Boulder Democrat Jared Polis, likely in no danger next year in his largely liberal 2nd Congressional District, said on Wednesday it might make sense to incorporate Larimer County and Colorado State University into his district, which already includes the University of Colorado in Boulder.

“Having CSU and CU in the same district will allow whoever the member is to focus their own resources and their staff resources more on higher education issues,” Polis said, according to the Associated Press. Polis's district also extends west into the mountains to include Summit and Eagle counties, including the Vail Valley.

There has been significant political chatter in the mountain counties sitting on the border between Polis's CD2 and Republican Scott Tipton's 3rd Congressional District, which sprawls all the way from Democratic-leaning Pueblo on the southern Front Range to dead-red Grand Junction on the far Western Slope.

Some of the six maps being weighed in district court would split off parts of Eagle County and lump them in with Tipton's district. Oil and gas drilling and mining concerns on public lands are much bigger issues in CD3, which includes heavily drilled Garfield County just to the west of Polis's mountain enclave.

According to AP, Polis, responding to questioning from a Republican attorney about a Democratic plan to put rural and GOP-leaning Larimer County in his district, said that while the oil and gas drilling process called hydraulic fracturing may not be a major issue in Larimer County it is still a big issue for area residents.

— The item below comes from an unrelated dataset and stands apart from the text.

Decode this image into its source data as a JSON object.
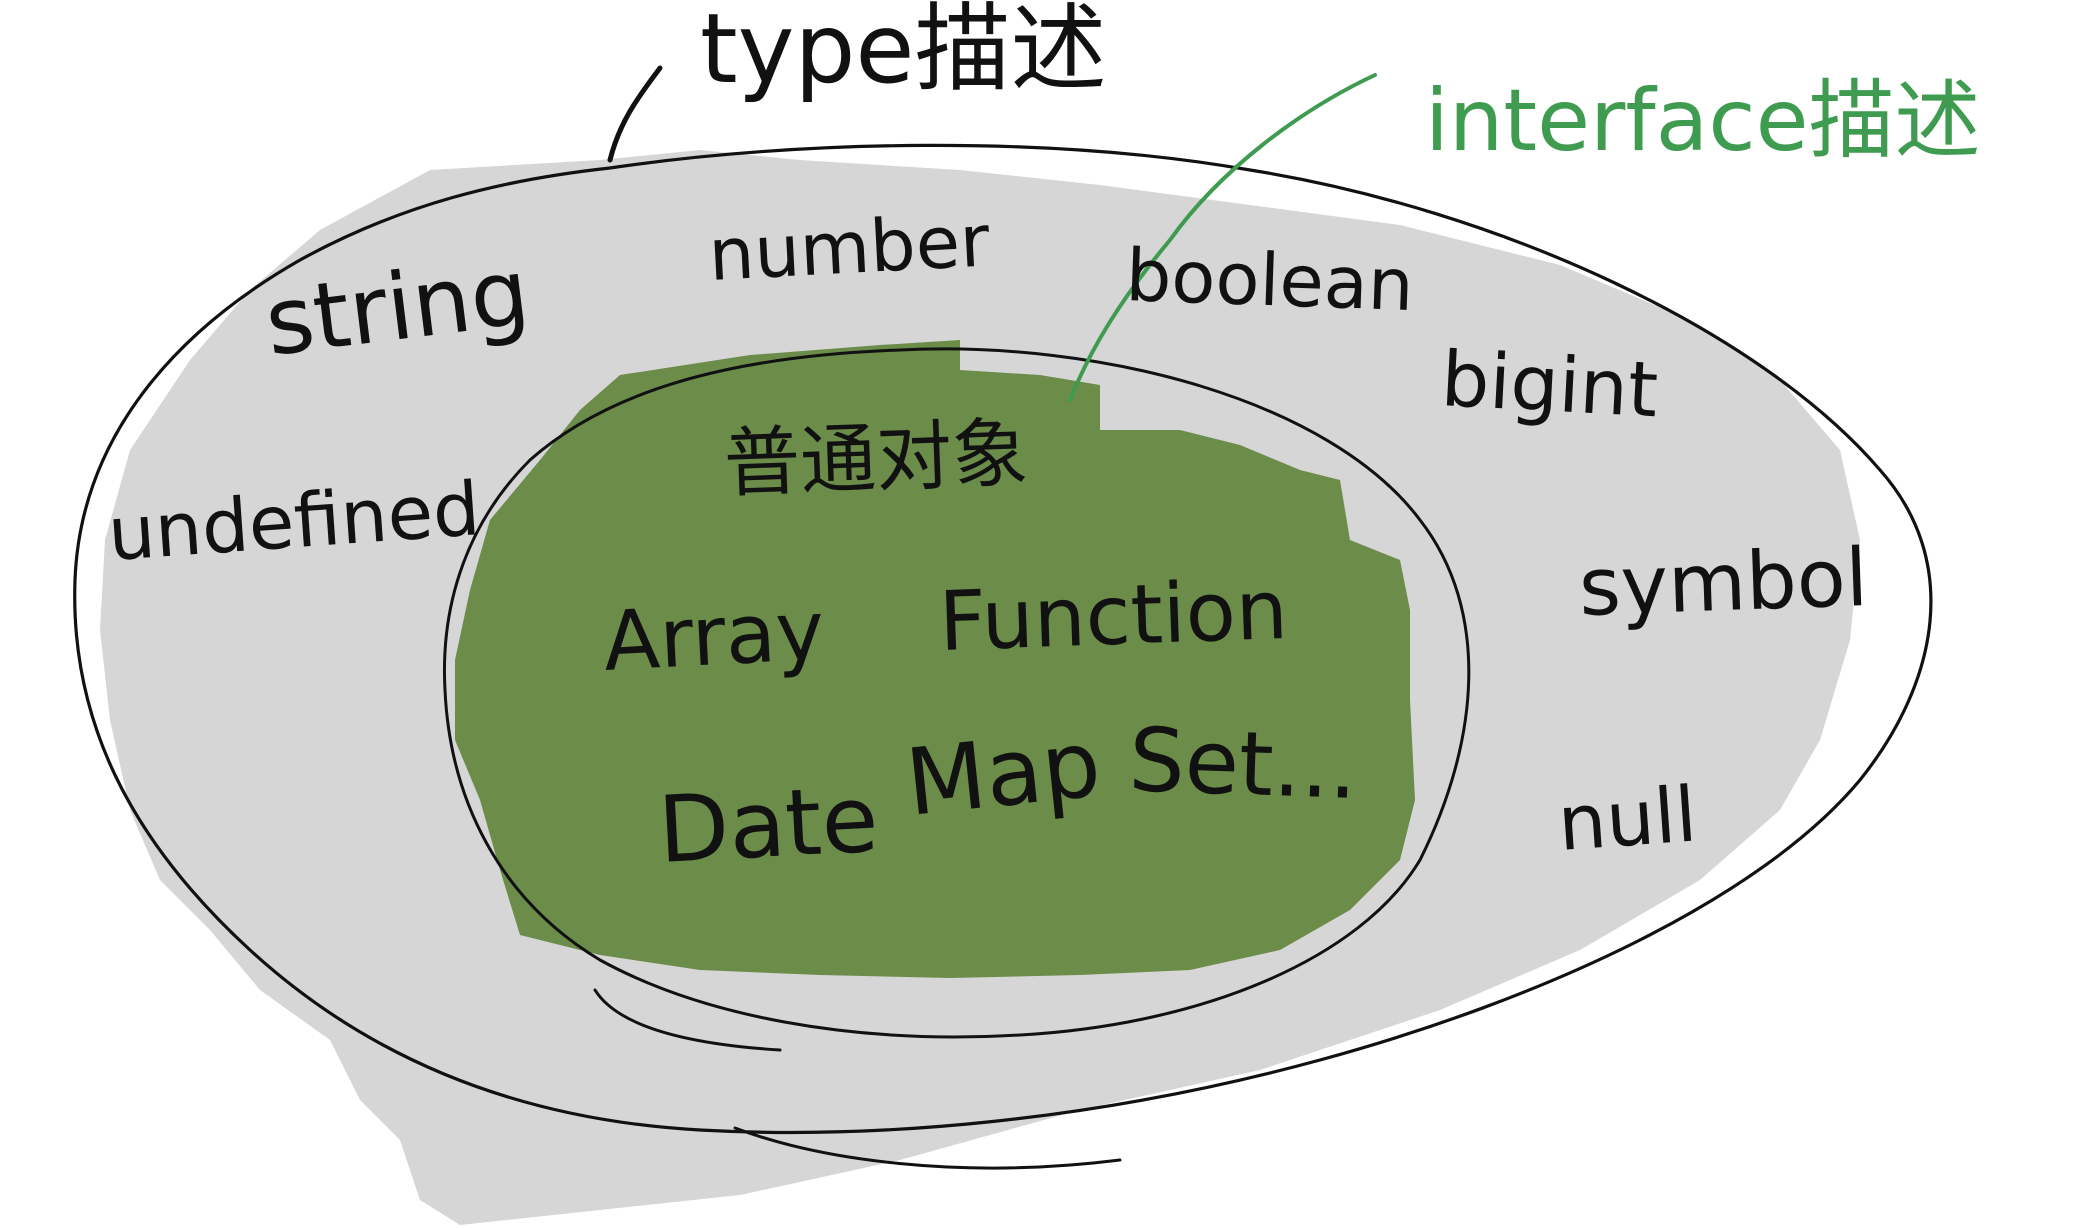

Polis has championed legislation to disclose chemicals used in the fracking process as well as mandate better air quality standards. Still, fracking is far more of an issue in Tipton's CD3 than Polis's current CD2.

Tipton, who testified earlier in the week, said he prefers the current Republican plan of maintaining the status quo to the Democratic tactic of seeking more “competitive” districts. He pointed out that Democrats held five of the seven U.S. congressional seats in 2008 and that Republicans regained the majority with four of seven seats in 2010. Plus, he added that Democrat John Salazar held the seat before him.

“If your point is you want to be competitive, that's pretty doggone competitive, to be able to see those sorts of turns,” Tipton told the AP.

Despite voting against climate change legislation, Salazar was targeted by oil and gas money in 2010. Tipton has made reinvigorating Western Slope mining and drilling a top priority, while simultaneously trying to dial back federal environmental regulations.

Democrat Ed Perlmutter also testified Wednesday, speaking in favor of the Democratic “competitiveness” plan. The Dem's map would take part of Aurora from Perlmutter's 7th Congressional District and put it in Republican Mike Coffman's 6th Congressional District.

“It forces people running for office to reach out a lot and to engage as many people as possible,” Perlmutter said of districts more evenly split amongst Democrats, Republicans and independents. “You have to listen to all views.”

The Democratic map generally seeks more competitive districts in CD3 and CD6 while giving up ground in Republican Cory Gardner's CD4. The Republican map seeks “minimum disruption.”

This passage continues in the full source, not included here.